Our excellent and tireless archaeologist, Mr. Scott Warmuth, has once again discovered shards of English in Mr. Bob Dylan’s output that can be traced to other material. His muse having abandoned him mid-sentence sporadically throughout Chronicles, Dylan paged frantically through a 1961 Time magazine for phrases that could help him describe the cultural and political context of the 1960s. Then, either snickering with a shoplifter’s cheap sense of victory, or showing the mild and unreadable mien of the habitual liar , he dropped them into the holes in the sentences he’d left hanging. The purloined passages were skillfully sutured into the body of of nimble, vivid, and engaging prose that surrounded them, and lay there undetectable to the reader’s ear, and unattributed to their original author. The devil is in the details, is he not.
This seems like a lot of work, but we know that Bob Dylan is practiced at his crimes. Stymied by the task he set himself to write a song that muses restlessly about the frustration and torpor of age, and the burden of memory, he paged through the memoirs of a dying Japanese gangster and luckily found just the phrases to round out lyrics that had left him stuck. Once again, another convenient, unattributed and unthanked writer saved our lazy and duplicitous hero the trouble of inspiration.
We can relieve the anger and disappointment at Bob Dylan’s dereliction of originality, and we can give in and join him. The possibility can’t exist that Bob Dylan can scan text, store, retrieve, and synthesize language more quickly and unconsciously than we can. Nor that as the years go by, his reliance on facile memory and synthesis has grown. He’s a charlatan, picking and purloining and pretending, consciously, and betraying the sacred myth of the pure original artist. Let’s prove we can do it too. Give yourself a challenging writing assignment, something that demands a high degree of expressive and descriptive language, and that demonstrates a compelling and distinctive voice. Pull something off the shelf–maybe Montaigne’s essays, or last month’s Harper’s, or Mickey Mantle’s biography, or Bob Dylan’s memoirs. Flip through, pick out some phrases that appeal to you. Insert them into your piece of writing, disguising any seams in the tone, and voila. No irony here. If he can do it, you can too.

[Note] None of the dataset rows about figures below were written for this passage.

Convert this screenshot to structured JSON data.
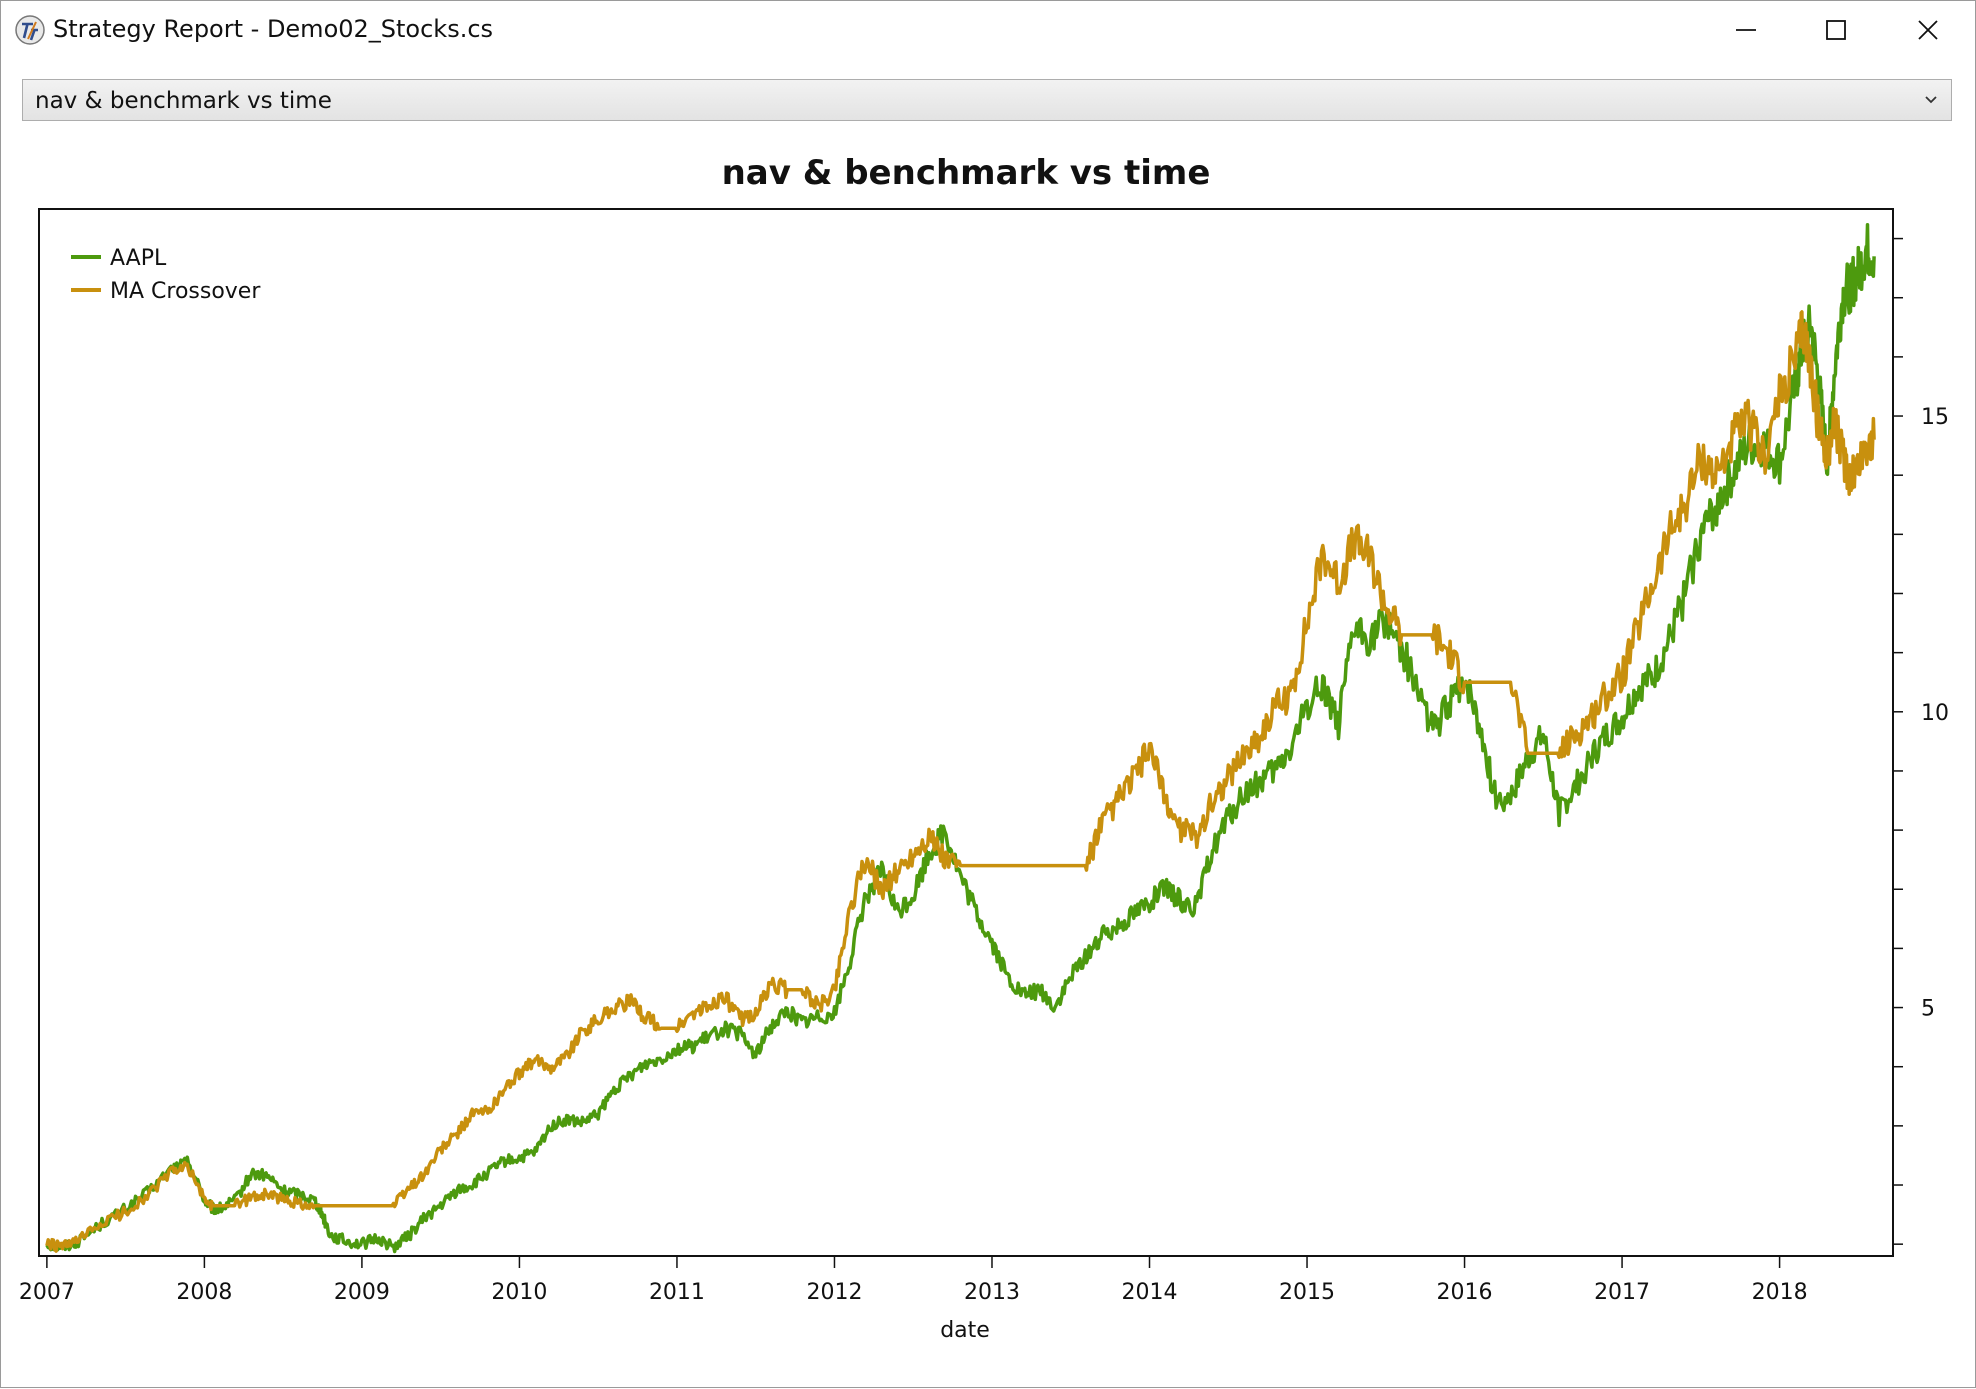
{
  "window": {
    "title": "Strategy Report - Demo02_Stocks.cs",
    "controls": [
      "minimize",
      "maximize",
      "close"
    ]
  },
  "dropdown": {
    "selected": "nav & benchmark vs time"
  },
  "colors": {
    "aapl": "#4d9a0e",
    "ma_crossover": "#c8900e"
  },
  "chart_data": {
    "type": "line",
    "title": "nav & benchmark vs time",
    "xlabel": "date",
    "ylabel": "",
    "xlim": [
      2006.95,
      2018.72
    ],
    "ylim": [
      0.8,
      18.5
    ],
    "x_ticks": [
      "2007",
      "2008",
      "2009",
      "2010",
      "2011",
      "2012",
      "2013",
      "2014",
      "2015",
      "2016",
      "2017",
      "2018"
    ],
    "y_tick_labels": [
      5,
      10,
      15
    ],
    "y_minor_ticks": [
      1,
      2,
      3,
      4,
      5,
      6,
      7,
      8,
      9,
      10,
      11,
      12,
      13,
      14,
      15,
      16,
      17,
      18
    ],
    "legend_position": "top-left",
    "series": [
      {
        "name": "AAPL",
        "color": "#4d9a0e",
        "x": [
          2007.0,
          2007.1,
          2007.2,
          2007.35,
          2007.5,
          2007.65,
          2007.8,
          2007.9,
          2008.0,
          2008.05,
          2008.1,
          2008.2,
          2008.3,
          2008.4,
          2008.5,
          2008.6,
          2008.7,
          2008.75,
          2008.8,
          2008.9,
          2009.0,
          2009.1,
          2009.2,
          2009.3,
          2009.4,
          2009.5,
          2009.6,
          2009.7,
          2009.8,
          2009.9,
          2010.0,
          2010.1,
          2010.2,
          2010.3,
          2010.4,
          2010.5,
          2010.6,
          2010.7,
          2010.8,
          2010.9,
          2011.0,
          2011.1,
          2011.2,
          2011.3,
          2011.4,
          2011.5,
          2011.6,
          2011.7,
          2011.8,
          2011.9,
          2012.0,
          2012.1,
          2012.2,
          2012.3,
          2012.4,
          2012.5,
          2012.6,
          2012.7,
          2012.8,
          2012.9,
          2013.0,
          2013.1,
          2013.2,
          2013.3,
          2013.4,
          2013.5,
          2013.6,
          2013.7,
          2013.8,
          2013.9,
          2014.0,
          2014.1,
          2014.2,
          2014.3,
          2014.4,
          2014.5,
          2014.6,
          2014.7,
          2014.8,
          2014.9,
          2015.0,
          2015.1,
          2015.2,
          2015.3,
          2015.4,
          2015.5,
          2015.6,
          2015.7,
          2015.8,
          2015.9,
          2016.0,
          2016.1,
          2016.2,
          2016.3,
          2016.4,
          2016.5,
          2016.6,
          2016.7,
          2016.8,
          2016.9,
          2017.0,
          2017.1,
          2017.2,
          2017.3,
          2017.4,
          2017.5,
          2017.6,
          2017.7,
          2017.8,
          2017.9,
          2018.0,
          2018.1,
          2018.15,
          2018.2,
          2018.25,
          2018.3,
          2018.35,
          2018.4,
          2018.45,
          2018.5,
          2018.55,
          2018.6
        ],
        "y": [
          1.0,
          0.95,
          1.05,
          1.35,
          1.6,
          1.9,
          2.3,
          2.4,
          1.75,
          1.6,
          1.6,
          1.75,
          2.2,
          2.15,
          1.9,
          1.85,
          1.75,
          1.5,
          1.15,
          1.05,
          1.0,
          1.1,
          0.95,
          1.15,
          1.45,
          1.65,
          1.9,
          2.0,
          2.2,
          2.4,
          2.45,
          2.55,
          3.0,
          3.1,
          3.05,
          3.2,
          3.6,
          3.85,
          4.05,
          4.15,
          4.3,
          4.35,
          4.5,
          4.65,
          4.55,
          4.2,
          4.7,
          4.95,
          4.75,
          4.85,
          4.9,
          5.8,
          6.9,
          7.3,
          6.6,
          6.9,
          7.6,
          8.0,
          7.2,
          6.6,
          6.1,
          5.5,
          5.2,
          5.3,
          5.0,
          5.5,
          5.9,
          6.2,
          6.4,
          6.6,
          6.8,
          7.0,
          6.8,
          6.7,
          7.7,
          8.2,
          8.6,
          8.8,
          9.0,
          9.4,
          10.1,
          10.5,
          9.8,
          11.4,
          11.2,
          11.6,
          11.1,
          10.4,
          9.7,
          10.1,
          10.6,
          9.7,
          8.5,
          8.6,
          9.2,
          9.6,
          8.3,
          8.7,
          9.2,
          9.6,
          9.9,
          10.4,
          10.6,
          11.2,
          12.0,
          13.0,
          13.5,
          14.0,
          14.5,
          14.5,
          14.2,
          15.5,
          16.2,
          16.5,
          15.5,
          14.2,
          15.8,
          17.0,
          17.2,
          17.4,
          17.8,
          17.7
        ]
      },
      {
        "name": "MA Crossover",
        "color": "#c8900e",
        "x": [
          2007.0,
          2007.1,
          2007.2,
          2007.35,
          2007.5,
          2007.65,
          2007.8,
          2007.9,
          2008.0,
          2008.05,
          2008.1,
          2008.2,
          2008.3,
          2008.4,
          2008.5,
          2008.6,
          2008.7,
          2008.75,
          2008.8,
          2008.9,
          2009.0,
          2009.1,
          2009.2,
          2009.3,
          2009.4,
          2009.5,
          2009.6,
          2009.7,
          2009.8,
          2009.9,
          2010.0,
          2010.1,
          2010.2,
          2010.3,
          2010.4,
          2010.5,
          2010.6,
          2010.7,
          2010.8,
          2010.9,
          2011.0,
          2011.1,
          2011.2,
          2011.3,
          2011.4,
          2011.5,
          2011.6,
          2011.7,
          2011.8,
          2011.9,
          2012.0,
          2012.1,
          2012.2,
          2012.3,
          2012.4,
          2012.5,
          2012.6,
          2012.7,
          2012.8,
          2012.9,
          2013.0,
          2013.1,
          2013.2,
          2013.3,
          2013.4,
          2013.5,
          2013.6,
          2013.7,
          2013.8,
          2013.9,
          2014.0,
          2014.1,
          2014.2,
          2014.3,
          2014.4,
          2014.5,
          2014.6,
          2014.7,
          2014.8,
          2014.9,
          2015.0,
          2015.1,
          2015.2,
          2015.3,
          2015.4,
          2015.5,
          2015.6,
          2015.7,
          2015.8,
          2015.9,
          2016.0,
          2016.1,
          2016.2,
          2016.3,
          2016.4,
          2016.5,
          2016.6,
          2016.7,
          2016.8,
          2016.9,
          2017.0,
          2017.1,
          2017.2,
          2017.3,
          2017.4,
          2017.5,
          2017.6,
          2017.7,
          2017.8,
          2017.9,
          2018.0,
          2018.1,
          2018.15,
          2018.2,
          2018.25,
          2018.3,
          2018.35,
          2018.4,
          2018.45,
          2018.5,
          2018.55,
          2018.6
        ],
        "y": [
          1.0,
          0.95,
          1.05,
          1.35,
          1.55,
          1.85,
          2.25,
          2.3,
          1.75,
          1.65,
          1.65,
          1.65,
          1.8,
          1.85,
          1.75,
          1.7,
          1.65,
          1.65,
          1.65,
          1.65,
          1.65,
          1.65,
          1.65,
          1.95,
          2.2,
          2.6,
          2.85,
          3.2,
          3.25,
          3.6,
          3.9,
          4.1,
          4.0,
          4.2,
          4.6,
          4.8,
          5.0,
          5.1,
          4.85,
          4.65,
          4.65,
          4.9,
          5.0,
          5.2,
          4.8,
          4.9,
          5.4,
          5.3,
          5.3,
          5.0,
          5.3,
          6.7,
          7.5,
          7.0,
          7.3,
          7.6,
          7.9,
          7.5,
          7.4,
          7.4,
          7.4,
          7.4,
          7.4,
          7.4,
          7.4,
          7.4,
          7.4,
          8.1,
          8.5,
          8.9,
          9.4,
          8.5,
          8.0,
          7.9,
          8.5,
          8.9,
          9.3,
          9.6,
          10.1,
          10.3,
          11.5,
          12.7,
          12.2,
          12.9,
          12.6,
          11.8,
          11.3,
          11.3,
          11.3,
          11.0,
          10.5,
          10.5,
          10.5,
          10.5,
          9.3,
          9.3,
          9.3,
          9.6,
          9.9,
          10.3,
          10.6,
          11.4,
          12.2,
          13.0,
          13.5,
          14.3,
          14.0,
          14.6,
          14.9,
          14.3,
          15.3,
          16.0,
          16.5,
          15.8,
          14.8,
          14.4,
          14.9,
          14.3,
          14.0,
          14.2,
          14.5,
          14.6
        ]
      }
    ]
  }
}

I give up. What is the great pleasure people have in accusing Bob Dylan of fraudulent artistry? Scott Warmuth merely does the hard work of research, it’s the rapturous dismay of Dylan’s audience that I wonder about. What is the standard for originality in art? John Heartfield puts his name to collage pieces that are no more than jigsaws of found materials. Duchamp signs this fountain, or scrawls a mustache on a print of the Mona Lisa, and these objects end up in museums and textbooks. Christopher Logue’s War Music rewrites the Iliad from English translations, and if you think this is an adolescent exercise in postmodern playfulness, I urge you to read some of it. It’s fascinating and moving and extremely strange. Anne Carson has done similar work with classical literature. We don’t condemn Logue because Homer can’t be financially or personally harmed by Logue’s theft? But that still leaves the problem of being impressed and captivated by Logue’s unoriginal work. What are exactly the standards of originality and ethics in creation that Bob Dylan is violating? Who gets to get away with these violations, and who doesn’t?